Like a rat on a treadmill Bernie Gunther is once more caught up in the games of those from his past. It's 1956 and Erich Mielke, deputy head of the dreaded Stasi, has invited Gumther to dinner to put a proposition to him. Gunther refuses. That defiance comes at a price--his life. Now Gunther is on the run. Chased from Nice to Germany, pursued by a former Kripo associate, Gunther recalls the last time he saw Friedrich Korsch.
1939 a mountaintop village in Obersalzberg--Hitler's retreat. Bernie is sent to investigate a murder to ensure the safety of 'the leader' when he arrives for his birthday celebrations. The timeline is short and intense. Bernie is in danger from an unknown killer and from those who give him his orders.
I vacillated between 4 and 5 stars, but came down on the side of 5 as I've kept thinking about the background to this novel long after reading it, the dark confrontations of life in Nazi Germany pre the invasion of Poland, the graft and corruption--the decedent absolutism and unlawful acquisition and manufactured evidence.

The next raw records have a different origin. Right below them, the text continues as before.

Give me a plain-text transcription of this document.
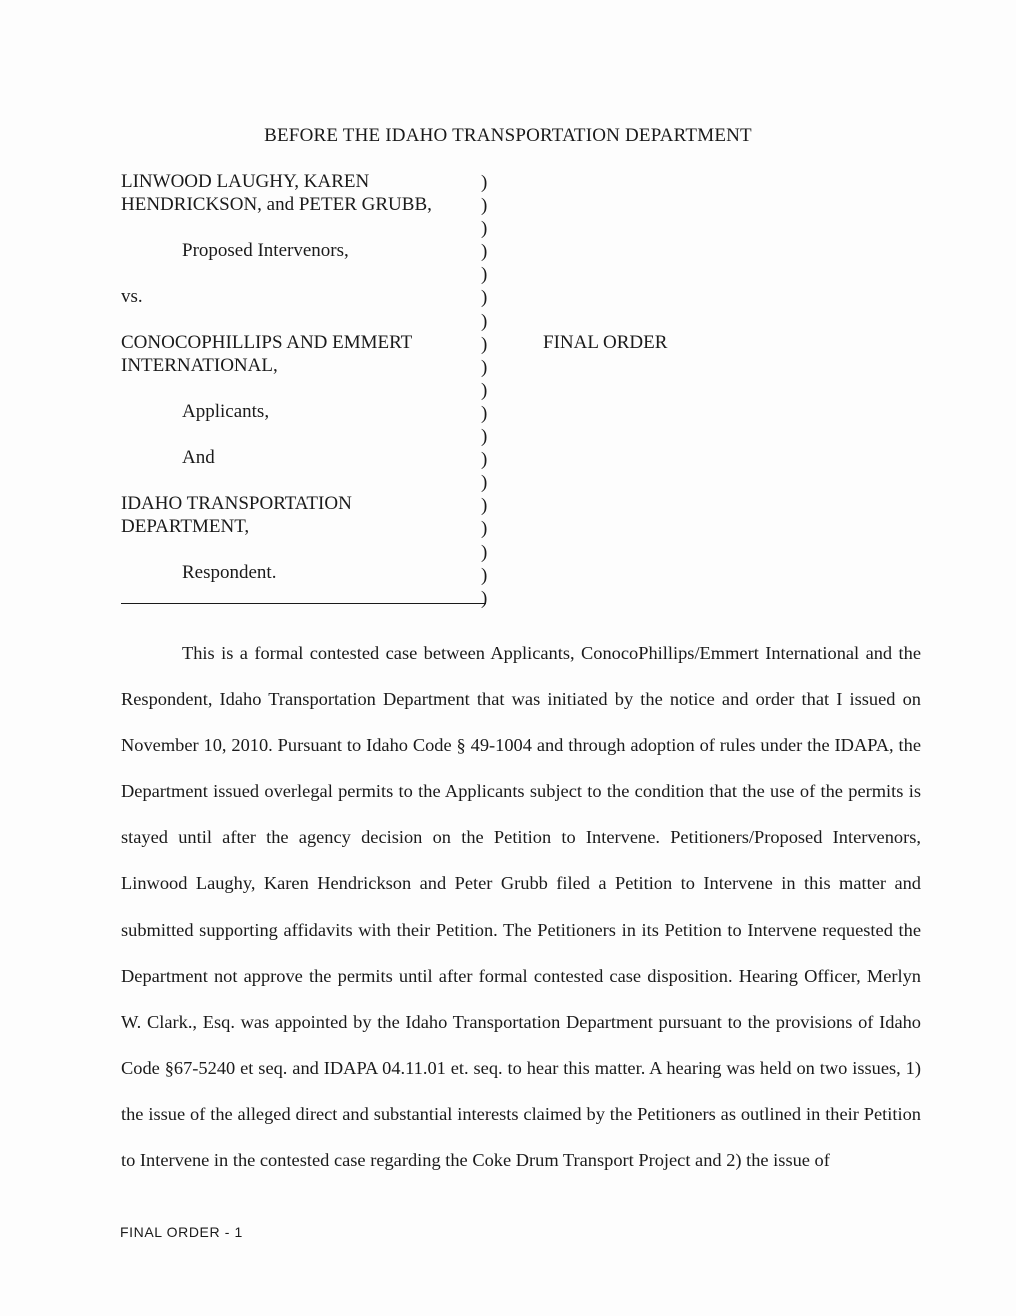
BEFORE THE IDAHO TRANSPORTATION DEPARTMENT
LINWOOD LAUGHY, KAREN
HENDRICKSON, and PETER GRUBB,
Proposed Intervenors,
vs.
CONOCOPHILLIPS AND EMMERT
INTERNATIONAL,
Applicants,
And
IDAHO TRANSPORTATION
DEPARTMENT,
Respondent.
)
)
)
)
)
)
)
)
)
)
)
)
)
)
)
)
)
)
)
FINAL ORDER

This is a formal contested case between Applicants, ConocoPhillips/Emmert International and the Respondent, Idaho Transportation Department that was initiated by the notice and order that I issued on November 10, 2010. Pursuant to Idaho Code § 49-1004 and through adoption of rules under the IDAPA, the Department issued overlegal permits to the Applicants subject to the condition that the use of the permits is stayed until after the agency decision on the Petition to Intervene. Petitioners/Proposed Intervenors, Linwood Laughy, Karen Hendrickson and Peter Grubb filed a Petition to Intervene in this matter and submitted supporting affidavits with their Petition. The Petitioners in its Petition to Intervene requested the Department not approve the permits until after formal contested case disposition. Hearing Officer, Merlyn W. Clark., Esq. was appointed by the Idaho Transportation Department pursuant to the provisions of Idaho Code §67-5240 et seq. and IDAPA 04.11.01 et. seq. to hear this matter. A hearing was held on two issues, 1) the issue of the alleged direct and substantial interests claimed by the Petitioners as outlined in their Petition to Intervene in the contested case regarding the Coke Drum Transport Project and 2) the issue of

FINAL ORDER - 1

Into this maelstrom of indifference and power, Gunther is thrown. Always a step away from his own destruction, a witness to the brutal demise of others, harsh punishments, and an ironical longing for the proper avenues of investigations. Gunther almost naively continually tries for the unattainable in this political climate of hate and greed--Justice!
How Gunther continues to come through with some form of conscience and positive core values continually amazes.
Always defiant, if not openly, Gunther tries to be what he espouses--a policeman committed to finding the truth, even when finding that truth puts himself at risk. As the layers of happenings are unravelled, the false premises discarded, and the kernel of truth looked for, Gunther places himself in a dangerous position. The politically correct story, the alternative, that is wanted by those in power is far from what Gunther uncovers. Part of that uncovering leads into hints of the future that we've already seen in another case.
Cleverly executed, Kerr once more comes up with a crime noir winner. Bernie Gunther, disenchanted, hard boiled, sardonic and at at times outright crazy (thanks to the amphetamines he's given on his arrival in Obersalzberg), admirer of cats (look for those occasions) is a winner.